Unit 2: Nutritional Requirements of the Preterm Infant

The transition from intrauterine to extrauterine environment occurs in three distinct phases, each with particular fluid and electrolyte requirements depending on gestational age and birth weight:

Phase I, the postnatal rearrangement of fluid compartments. It lasts from birth to the point of maximum weight loss (in the form of water loss), up to 10% of birth weight. 
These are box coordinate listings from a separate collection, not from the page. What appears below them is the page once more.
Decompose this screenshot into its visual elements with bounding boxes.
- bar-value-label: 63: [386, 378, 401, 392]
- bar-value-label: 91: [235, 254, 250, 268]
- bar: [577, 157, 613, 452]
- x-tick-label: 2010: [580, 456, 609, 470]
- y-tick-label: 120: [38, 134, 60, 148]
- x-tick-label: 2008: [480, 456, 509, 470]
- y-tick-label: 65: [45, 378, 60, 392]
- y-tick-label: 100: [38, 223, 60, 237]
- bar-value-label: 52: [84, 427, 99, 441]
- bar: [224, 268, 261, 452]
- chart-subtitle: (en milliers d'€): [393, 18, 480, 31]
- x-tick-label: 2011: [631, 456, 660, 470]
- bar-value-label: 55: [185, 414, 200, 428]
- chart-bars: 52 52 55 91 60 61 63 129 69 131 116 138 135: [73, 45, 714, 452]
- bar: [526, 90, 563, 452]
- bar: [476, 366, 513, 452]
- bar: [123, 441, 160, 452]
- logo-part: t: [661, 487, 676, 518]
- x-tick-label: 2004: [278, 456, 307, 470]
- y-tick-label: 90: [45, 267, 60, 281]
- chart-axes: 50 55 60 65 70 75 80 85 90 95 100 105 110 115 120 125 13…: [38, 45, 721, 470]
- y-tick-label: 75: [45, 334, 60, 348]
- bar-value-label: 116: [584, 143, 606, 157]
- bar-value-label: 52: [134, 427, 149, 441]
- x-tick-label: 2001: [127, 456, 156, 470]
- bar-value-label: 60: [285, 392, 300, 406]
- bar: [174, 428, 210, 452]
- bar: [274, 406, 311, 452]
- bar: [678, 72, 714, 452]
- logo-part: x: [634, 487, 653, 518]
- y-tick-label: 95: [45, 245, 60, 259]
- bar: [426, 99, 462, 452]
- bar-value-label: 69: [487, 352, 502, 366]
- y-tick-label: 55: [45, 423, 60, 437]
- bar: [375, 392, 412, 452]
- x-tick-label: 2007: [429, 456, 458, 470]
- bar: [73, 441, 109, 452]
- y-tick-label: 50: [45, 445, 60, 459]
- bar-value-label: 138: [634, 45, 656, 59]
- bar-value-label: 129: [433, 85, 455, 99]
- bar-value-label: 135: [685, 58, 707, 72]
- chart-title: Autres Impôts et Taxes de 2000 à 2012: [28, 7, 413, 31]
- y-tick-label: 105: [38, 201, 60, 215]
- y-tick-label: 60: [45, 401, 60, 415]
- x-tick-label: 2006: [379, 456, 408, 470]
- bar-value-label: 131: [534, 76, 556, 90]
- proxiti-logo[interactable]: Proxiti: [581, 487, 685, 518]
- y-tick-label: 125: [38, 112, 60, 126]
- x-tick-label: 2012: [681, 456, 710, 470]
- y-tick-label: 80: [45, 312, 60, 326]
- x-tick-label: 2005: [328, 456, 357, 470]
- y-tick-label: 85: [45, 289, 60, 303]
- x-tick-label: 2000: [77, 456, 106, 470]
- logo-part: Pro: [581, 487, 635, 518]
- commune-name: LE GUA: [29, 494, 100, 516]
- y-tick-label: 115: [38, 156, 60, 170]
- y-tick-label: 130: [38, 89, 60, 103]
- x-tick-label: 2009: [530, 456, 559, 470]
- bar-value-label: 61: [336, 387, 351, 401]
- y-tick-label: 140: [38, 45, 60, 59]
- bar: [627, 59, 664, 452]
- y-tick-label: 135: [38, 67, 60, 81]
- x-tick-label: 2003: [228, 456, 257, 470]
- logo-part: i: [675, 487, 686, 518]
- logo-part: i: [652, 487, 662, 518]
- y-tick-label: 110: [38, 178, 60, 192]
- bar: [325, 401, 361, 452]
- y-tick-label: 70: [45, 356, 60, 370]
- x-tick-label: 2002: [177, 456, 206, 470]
During this phase the following occurs:

• An initial decrease in urinary output due to decreased glomerular filtration rate;
• Hypertonic urine production, with high urea, K⁺ and phosphate concentration, but no high Na⁺ and Chloride.
  
• The initial oliguria (that can last from hours to days) is followed by increased diuresis through temporal additional increase of the glomerular filtration rate.
  
• Contraction of the ECF - ~48% of total body weight in ELBW infants compared to ~31% in term infants (Fusch & Jochum 2014)
  
• Cornification of the epidermal layer of the skin reducing the evaporative water loss.
• In healthy preterm infants, this phase generally lasts from 3 to 5 days; however VLBW infants may take up to 8 days to master this fluid rearrangement, probably due to respiratory insufficiency (Fusch & Jochum 2014).

By the end of phase I, urine volume is less than 2.0 ml/kg/h, and urine osmolarity is smaller than serum osmolarity.

Phase I fluid and electrolyte management clinical goals (Fusch & Jochum 2014):  

• Allow the physiological ECF contraction, although aiming not to compromise IVF volume and cardiovascular function.
• Allow a Na⁺ negative balance (2-5 mmol Na/kg/day).
• Maintenance of normal serum electrolytes.
• Allow sufficient urine loss to excrete waste  (urea, acid equivalents, etc).
• Avoid oliguria (less than 0.5-1.0 ml of urine/kg/h) for longer than 12h.
• Provide enough fluids to allow transepidermal evaporation facilitating the body thermoregulation,
• Administration of sufficient calories to keep maintenance needs (around 40-60 kcal/kg/day).

A recent Cochrane revised review (Bell & Acarregui 2014) compared restricted versus liberal water intake in preterm infants in this phase. They concluded:

About Na⁺ administration, postnatal supplementation should be individually tailored. It seems advantageous to delay supplementation until ECF contraction onset or significant weight loss (Fusch & Jochum 2014). In VLBW infants the recommendation is to restrict Na⁺ supplementation until a weight loss of approximately 6% of the postnatal body weight (Costarino et al. 1992, Hartnoll et al. 2000, Bell & Acarregui 2014). Infants with restricted Na⁺ supplementation need less supplemental oxygen and develop less BPD, however there is an increased risk for hyponatremia. Nevertheless, after the first week of age, a higher intake of Na⁺ may be beneficial for growth and mental development (Fusch & Jochum 2014, Isemann et al. 2014).

Phase II, the intermediate phase of postnatal adaptation with the establishment of enteral feeding. Characterized by:

• Decreasing transcutaneous fluid output;
• Decreasing urine volume (less than 1 to 2 ml/kg/day);
• Low Na⁺ excretion.

Phase II fluid and electrolyte management clinical goals (Fusch & Jochum 2014):

• Electrolyte replenishment for losses that might have occurred during the Phase I, due to ECF contraction;
• Electrolyte and fluid  replenishment for losses occurring in this phase to secure homeostasis;
• Increase of enteral feedings.

Phase III, phase of stable growth. Characterized by:

• Epidermis totally cornified;
• Mature kidney function, completely adapted to the extrauterine conditions;
• Low Na⁺ excretion.

Phase III fluid and electrolyte management clinical goals (Fusch & Jochum 2014):

• Full enteral intake of fluids and electrolytes;
• It must be ensured that water and electrolytes are given in sufficient amounts to both maintain homeostasis and support tissue accretion - ideally at a rate comparable to the intrauterine growth (around 15-20 g/kg/day).

Of note, it is important to mention that most data used to calculate such fluid and electrolyte requirements were obtained from studies and clinical trials performed in the 1980s and 1990s. Compared to today's population of preterm infants, these infants were relatively larger (body weight usually above 1000g), more mature (>28 weeks GA), and they were usually also sick and treated in a more invasive way than presently. The population of preterm infants nowadays are very often younger (>23 weeks GA) and receive frequently a less invasive respiratory support (such as nCPAP, nasal Continuous Positive Airway Pressure). It might well be that VLBW and ELBW preterm infants nowadays have different needs and may tolerate different fluid and electrolyte regimes than those investigated in studies to date. New clinical trials assessing fluid and electrolytes needs are warranted for these more immature preterm infants under the current neonatal intensive care and also assessing neurodevelopmental outcomes (Fusch & Jochum 2014).